I’ve had scifi on the brain for a bit now, something about current events making me long for some aliens to show up and just want to get to know us. And I’ve been thinking about what they might tell us, why they decided to make contact now, and decided it’s essentially because we’re at the beginning of a very crucial phase and we are fucking blowing it.
I think if we ever meet intelligent alien life, they will have their own version of the internet, and the creation of the internet will be considered a major inflection point in the culture of their species. Up until the internet came about, communication between groups separated by great distances was inherently limited by that distance, which greatly reduced how efficiently information could travel through the global population. With the internet, that limitation is suddenly minimized to the point where anyone with internet access can access information produced across the globe effectively instantaneously. An example that comes to mind is when people saw tweets about an earthquake before they felt the earthquake itself. This fundamentally changes how people can interact with one another. Instead of primarily interacting with the people in my immediate vicinity, and relying on the occasional traveler or news report to hear from (and almost never respond to) news farther away than I’m willing to drive, I can now hop on my computer and have a near-realtime conversation with someone on the other side of the planet. More to the point, I can have a near-realtime conversation with anyone on the planet, provided they have the same equipment and access. It’s the informational equivalent of inventing a cheap, room-temperature superconductor, and its effects on society are monumental.
If the internet is invented before a species achieves interplanetary habitation, it enters a special period of its history where it’s technologically possible for every single person to communicate with every single other person in near-realtime. This universally synchronous mode of communication allows for ideas to spread and change in ways that are impossible when the time delay of distant communication is anything above effectively zero. Assuming FTL communication is impossible, this might be a thing that happens at most once; once the distances become too great, the species reverts back to asynchronous modes of communication forever.
During these unique periods of history, a few important things can happen that are virtually unheard of outside of them. One of these things is that the establishment of an effective world government becomes far more likely. The structures of the world government tend to be an amalgamation of existing national governments, though occasionally a particularly charismatic leader of the time may have significant if not totalitarian power in the new world government, and style the new government according to their tastes. In other cases, a collective global pseudo-government forms, where the global population organically evolves a strategy for mutually beneficial concerted action, regardless of what their local laws or leaders dictate. In a few cases this phenomenon has abruptly ended world wars, because enough of the soldiers and citizens on both sides simply agreed not to fight anymore. In still others, an official “universal democracy” is formed and becomes the commonly agreed on and effective world government. These systems often self-congratulate on having achieved “world peace”, and while they generally do solve much of the open warfare, they are frequently plagued by regulatory capture, voter disenfranchisement and other rights abuses, and political factionalism.

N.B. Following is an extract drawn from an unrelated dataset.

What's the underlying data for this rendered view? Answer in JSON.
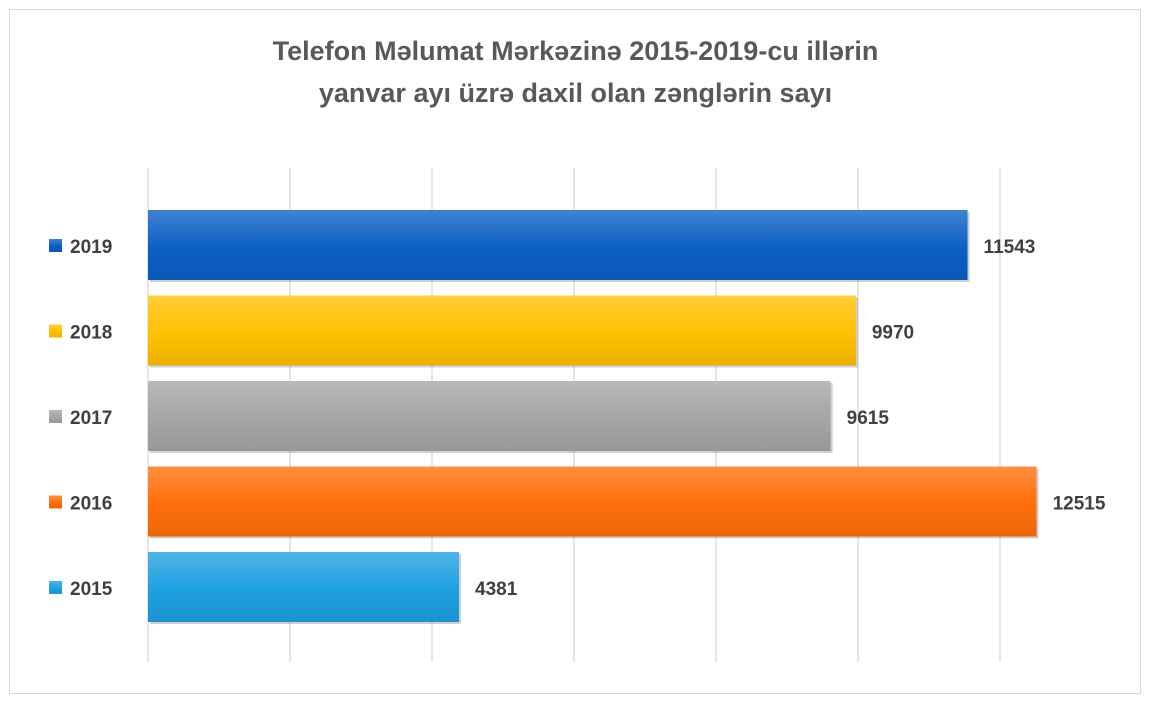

In other cases no global governing body arises before the internet is captured and zoned off by regional powers, and news can only travel between them by illegal means. While these boundaries are never perfect, they are effective enough at slowing communication between groups that they revert back to an effectively asynchronously communicating species.
Some species find a path quickly and stay on it during this period of synchronous communication, others may cycle through several of these models. However, this period of dramatic, universal change ends when the species establishes a colony on a planet distant enough to make lightspeed communication noticeably slow. Once this happens, if a species-wide governing body has not been established, it is unlikely ever to form.

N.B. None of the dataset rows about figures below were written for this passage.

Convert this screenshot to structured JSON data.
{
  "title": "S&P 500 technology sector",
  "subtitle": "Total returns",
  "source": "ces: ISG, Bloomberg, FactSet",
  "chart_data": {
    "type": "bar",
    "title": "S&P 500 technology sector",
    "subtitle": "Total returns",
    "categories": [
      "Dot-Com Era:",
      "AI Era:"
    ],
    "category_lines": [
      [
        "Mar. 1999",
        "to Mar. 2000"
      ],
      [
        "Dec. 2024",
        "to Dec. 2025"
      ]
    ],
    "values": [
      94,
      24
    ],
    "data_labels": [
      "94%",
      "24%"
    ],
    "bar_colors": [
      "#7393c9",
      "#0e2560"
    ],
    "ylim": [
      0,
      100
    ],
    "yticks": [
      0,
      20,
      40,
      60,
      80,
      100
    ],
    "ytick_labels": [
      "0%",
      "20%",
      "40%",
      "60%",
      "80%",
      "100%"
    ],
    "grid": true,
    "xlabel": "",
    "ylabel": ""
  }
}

You might enjoy the book The Victorian Internet which is about the impact of the telegraph on society. The telegraph was the first time a message could be conveyed faster than a galloping horse or ship’s sail. A lot of the themes you mention are echoed therein.
In my own conworld there is a concept called the
rLrsfBMrliterally “realm of minds” which I translate as noosphere in English. It has different definitions depending on the religion of the person you ask, but in the Bright Way, sapience itself is regarded as a sacred gift, and the noosphere arises through the interactions between sapient minds (i.e. communication). Since sapient species are thought to be social, at least to some degree, in order for culture to develop, the noosphere eventually accretes a “body”, analogous to the brain and nervous system that upholds an individual sophont’s consciousness, which is the physical infrastructure involved in communication. A particular order within the Bright Way called the Farspeakers is in charge of building and maintaining this “body”, making them monks who are also network engineers.More broadly, the Bright Way believes that there are other sophonts dwelling among the stars, and that they have been given a commandment to seek out these sophonts. Different corners of the Bright Way have their own ideas of what this means, but the Farspeakers believe they must bridge the respective internets of these far-flung sophonts, creating a galaxy-spanning meta internet.